If ranking the motives behind cybercrime from 1 (making the most sense) to 7 (making the least sense) I would list them:
- Multiple Reasons: The more that someone has to gain from committing a crime the more tempting that crime will be. If you feel slighted by the policy of a politician and can hold their campaign site for ransom, then doing so will be very attractive. In one cyberattack you can fulfill political, monetary, and political gains all at once. So, the more motives behind a cybercrime the more it makes sense.
- Money: Simply, money is one of the most common factors behind most crimes. If you steal from a bank, if you run a fraud scheme, if you commit tax fraud it all stems from a desire to gain money. Even violent crimes such as murder can be monetarily motivated due to life insurance or inheritance. Many cybercrimes are just using computers to commit already existing crimes. Stealing data is just theft from a network, hacking is essentially digital breaking and entering, and a ransomware attack is just holding a network or data as a hostage instead of a person or physical item of value. So if all these other crimes are motivated by money, why would cybercrime be any different?
- Revenge: Outside of money, I feel emotions are the next most logical motive for crime. This is where we find crimes of passion, assault, destruction of property, etc. There is nothing financial to gain necessarily you just want to harm or upset a person in some manner. So in cybercrime, this could mean leaking a personal photo from their device, hacking their social media accounts, and blocking their access to banking accounts. The goal is simply to make the target miserable.

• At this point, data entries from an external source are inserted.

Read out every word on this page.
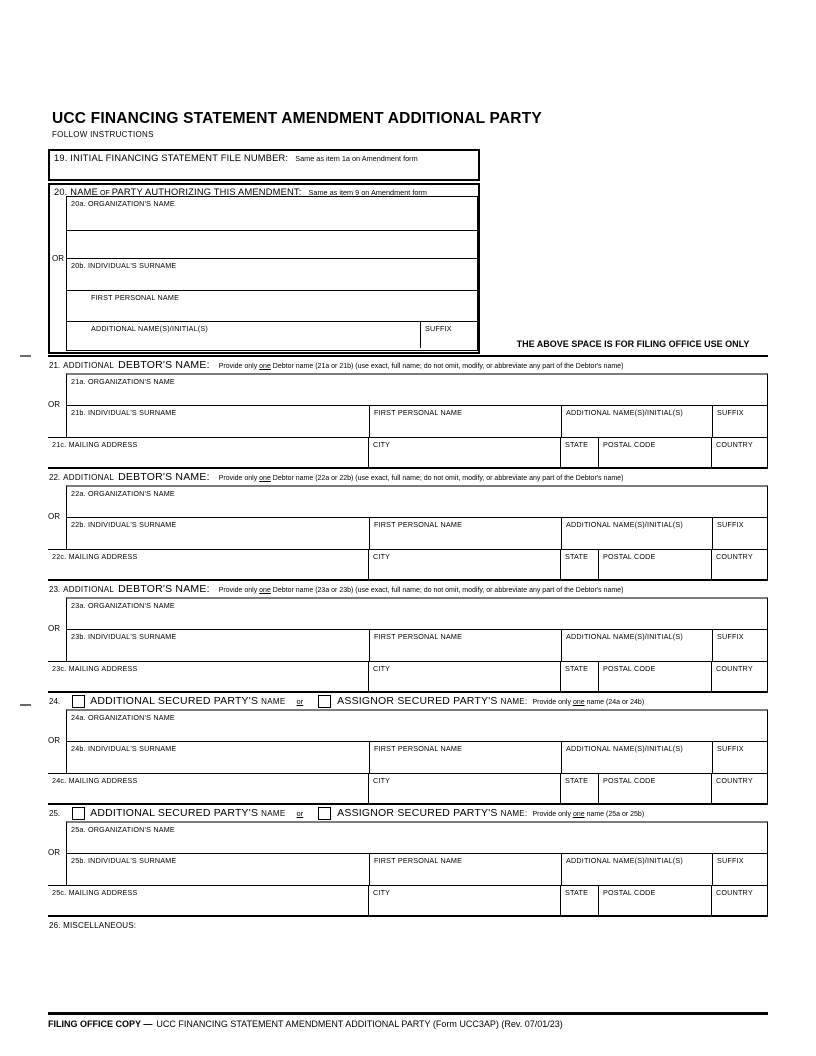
UCC FINANCING STATEMENT AMENDMENT ADDITIONAL PARTY
FOLLOW INSTRUCTIONS
19. INITIAL FINANCING STATEMENT FILE NUMBER: Same as item 1a on Amendment form
20. NAME OF PARTY AUTHORIZING THIS AMENDMENT: Same as item 9 on Amendment form
OR
20a. ORGANIZATION'S NAME
20b. INDIVIDUAL'S SURNAME
FIRST PERSONAL NAME
ADDITIONAL NAME(S)/INITIAL(S)	SUFFIX
THE ABOVE SPACE IS FOR FILING OFFICE USE ONLY
21. ADDITIONAL DEBTOR'S NAME: Provide only one Debtor name (21a or 21b) (use exact, full name; do not omit, modify, or abbreviate any part of the Debtor's name)
OR
21a. ORGANIZATION'S NAME
21b. INDIVIDUAL'S SURNAME	FIRST PERSONAL NAME	ADDITIONAL NAME(S)/INITIAL(S)	SUFFIX
21c. MAILING ADDRESS	CITY	STATE	POSTAL CODE	COUNTRY
22. ADDITIONAL DEBTOR'S NAME: Provide only one Debtor name (22a or 22b) (use exact, full name; do not omit, modify, or abbreviate any part of the Debtor's name)
OR
22a. ORGANIZATION'S NAME
22b. INDIVIDUAL'S SURNAME	FIRST PERSONAL NAME	ADDITIONAL NAME(S)/INITIAL(S)	SUFFIX
22c. MAILING ADDRESS	CITY	STATE	POSTAL CODE	COUNTRY
23. ADDITIONAL DEBTOR'S NAME: Provide only one Debtor name (23a or 23b) (use exact, full name; do not omit, modify, or abbreviate any part of the Debtor's name)
OR
23a. ORGANIZATION'S NAME
23b. INDIVIDUAL'S SURNAME	FIRST PERSONAL NAME	ADDITIONAL NAME(S)/INITIAL(S)	SUFFIX
23c. MAILING ADDRESS	CITY	STATE	POSTAL CODE	COUNTRY
24.	ADDITIONAL SECURED PARTY'S NAME or	ASSIGNOR SECURED PARTY'S NAME: Provide only one name (24a or 24b)
OR
24a. ORGANIZATION'S NAME
24b. INDIVIDUAL'S SURNAME	FIRST PERSONAL NAME	ADDITIONAL NAME(S)/INITIAL(S)	SUFFIX
24c. MAILING ADDRESS	CITY	STATE	POSTAL CODE	COUNTRY
25.	ADDITIONAL SECURED PARTY'S NAME or	ASSIGNOR SECURED PARTY'S NAME: Provide only one name (25a or 25b)
OR
25a. ORGANIZATION'S NAME
25b. INDIVIDUAL'S SURNAME	FIRST PERSONAL NAME	ADDITIONAL NAME(S)/INITIAL(S)	SUFFIX
25c. MAILING ADDRESS	CITY	STATE	POSTAL CODE	COUNTRY
26. MISCELLANEOUS:
FILING OFFICE COPY — UCC FINANCING STATEMENT AMENDMENT ADDITIONAL PARTY (Form UCC3AP) (Rev. 07/01/23)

- Political: With the political climate of recent years I feel that political motivations have become more and more logical. There is a lot of anger and divisiveness in modern politics. There is a lot of demonization of those of opposing views. I also feel there is a growing sense that an individual has very little power by simply voting due to believed corruption or the weakness of the election process. This is pushing some individuals to criminal means of having more power over political outcomes. Just in recent years, we’ve seen riots, plotted kidnappings of politicians, politicians having homes broken into, public harassment of political figures, and even multiple assassination attempts. Disenchanted people are looking to take power into their own hands, so in cybercrime terms, this could be DDoS on a campaign site, hacking a politician’s device trying to find something incriminating, or a disinformation campaign. It can grant a person a much greater impact than simply voting.
- Recognition: People have gone to great extremes for fame for centuries, but attention can be gained in many other ways, which don’t include committing a cybercrime which could have serious consequences, but then again recognition among peers can have a powerful impact on the brain. Being able to brag “Hey I took down Amazon’s website!” could come with prestige if someone is part of a hacker group.

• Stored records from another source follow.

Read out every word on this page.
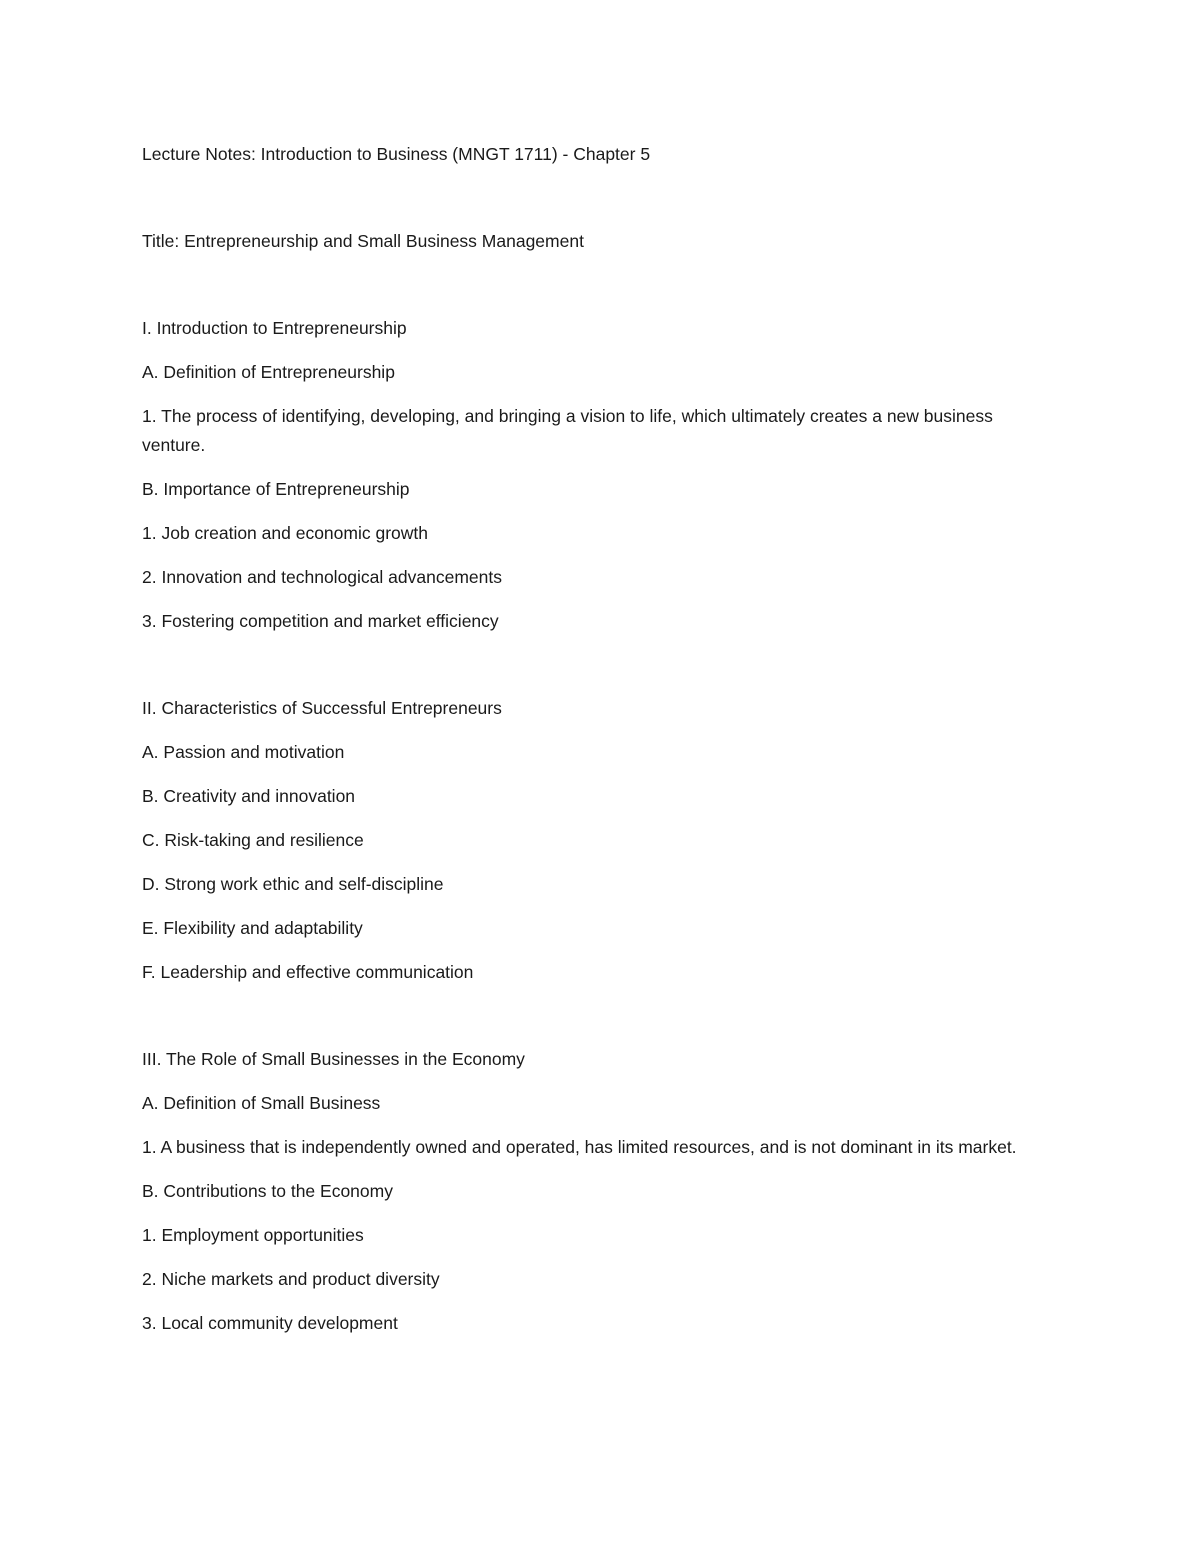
Lecture Notes: Introduction to Business (MNGT 1711) - Chapter 5

Title: Entrepreneurship and Small Business Management

I. Introduction to Entrepreneurship

A. Definition of Entrepreneurship

1. The process of identifying, developing, and bringing a vision to life, which ultimately creates a new business venture.

B. Importance of Entrepreneurship

1. Job creation and economic growth

2. Innovation and technological advancements

3. Fostering competition and market efficiency

II. Characteristics of Successful Entrepreneurs

A. Passion and motivation

B. Creativity and innovation

C. Risk-taking and resilience

D. Strong work ethic and self-discipline

E. Flexibility and adaptability

F. Leadership and effective communication

III. The Role of Small Businesses in the Economy

A. Definition of Small Business

1. A business that is independently owned and operated, has limited resources, and is not dominant in its market.

B. Contributions to the Economy

1. Employment opportunities

2. Niche markets and product diversity

3. Local community development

- Entertainment: I feel this motive makes less sense today than it would have a few decades ago. Cybersecurity and hacking can be a fascinating topic, I mean I wouldn’t be in this course if I didn’t find it interesting. In the early days of the internet, there weren’t legal and safe avenues to explore these topics, which is why I think we saw a lot of grey-hat hackers in those times. Now there are wargames, HacktheBox, OvertheWire, and many often resources to ethically explore hacking as a hobby.

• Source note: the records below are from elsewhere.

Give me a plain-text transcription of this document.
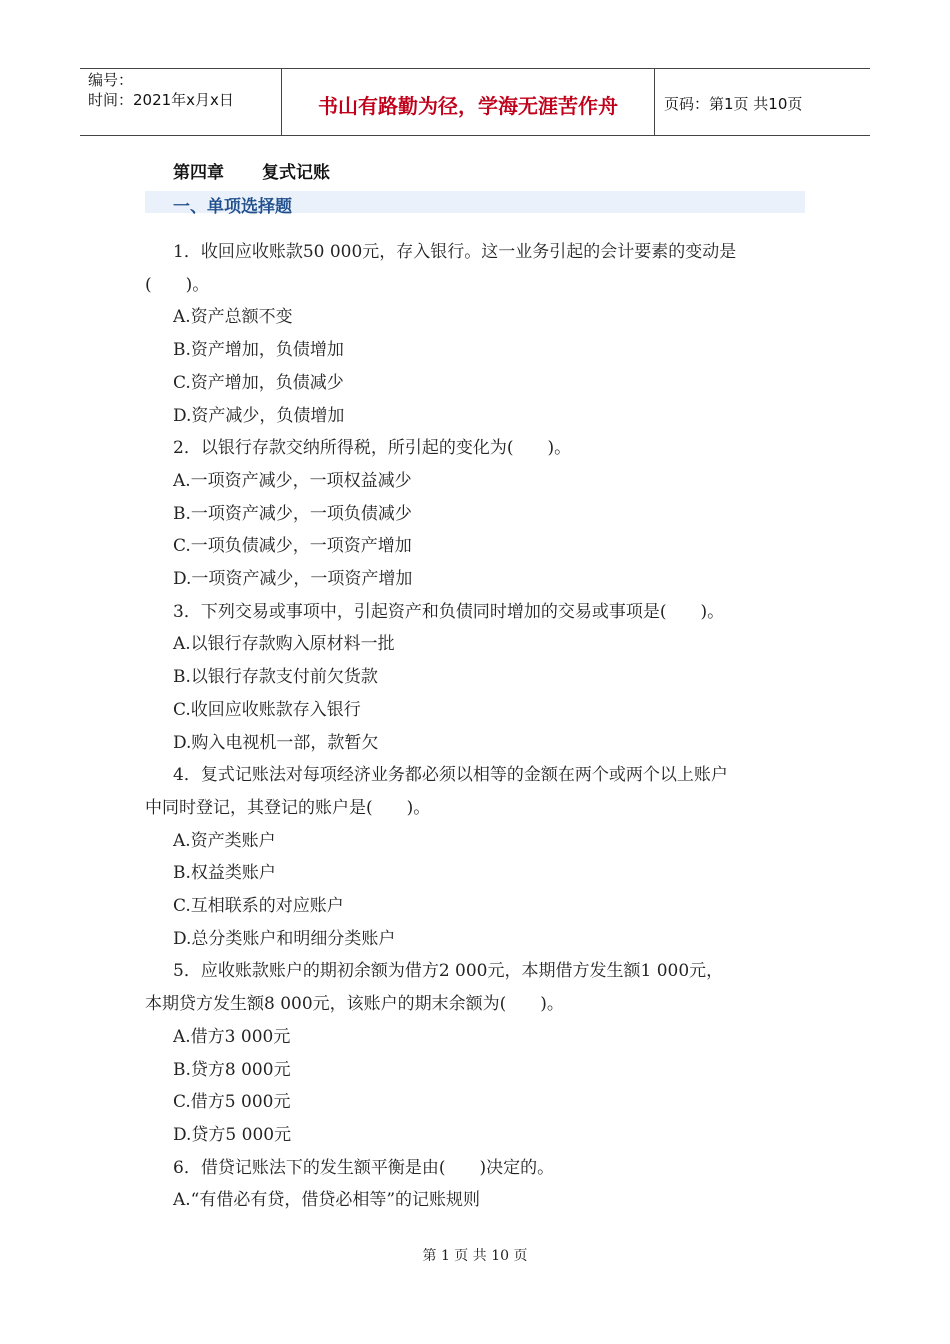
编号：
时间：2021年x月x日	书山有路勤为径，学海无涯苦作舟	页码：第1页 共10页
第四章 复式记账
一、单项选择题
1．收回应收账款50 000元，存入银行。这一业务引起的会计要素的变动是
(　　)。
A.资产总额不变
B.资产增加，负债增加
C.资产增加，负债减少
D.资产减少，负债增加
2．以银行存款交纳所得税，所引起的变化为(　　)。
A.一项资产减少，一项权益减少
B.一项资产减少，一项负债减少
C.一项负债减少，一项资产增加
D.一项资产减少，一项资产增加
3．下列交易或事项中，引起资产和负债同时增加的交易或事项是(　　)。
A.以银行存款购入原材料一批
B.以银行存款支付前欠货款
C.收回应收账款存入银行
D.购入电视机一部，款暂欠
4．复式记账法对每项经济业务都必须以相等的金额在两个或两个以上账户
中同时登记，其登记的账户是(　　)。
A.资产类账户
B.权益类账户
C.互相联系的对应账户
D.总分类账户和明细分类账户
5．应收账款账户的期初余额为借方2 000元，本期借方发生额1 000元，
本期贷方发生额8 000元，该账户的期末余额为(　　)。
A.借方3 000元
B.贷方8 000元
C.借方5 000元
D.贷方5 000元
6．借贷记账法下的发生额平衡是由(　　)决定的。
A.“有借必有贷，借贷必相等”的记账规则
第 1 页 共 10 页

- Boredom: Finally boredom is the least logical motive for cybercrime because I feel boredom as a motive implies a sense of impulsivity and spur-of-the-moment behavior. Carjacking to go for a joyride, running off with candy from a gas station, and stealing an unattended bike you happen to walk by are crimes I feel could be attributed to boredom. I feel there is little more work and effort needed to put into cybercrime to attribute it to boredom.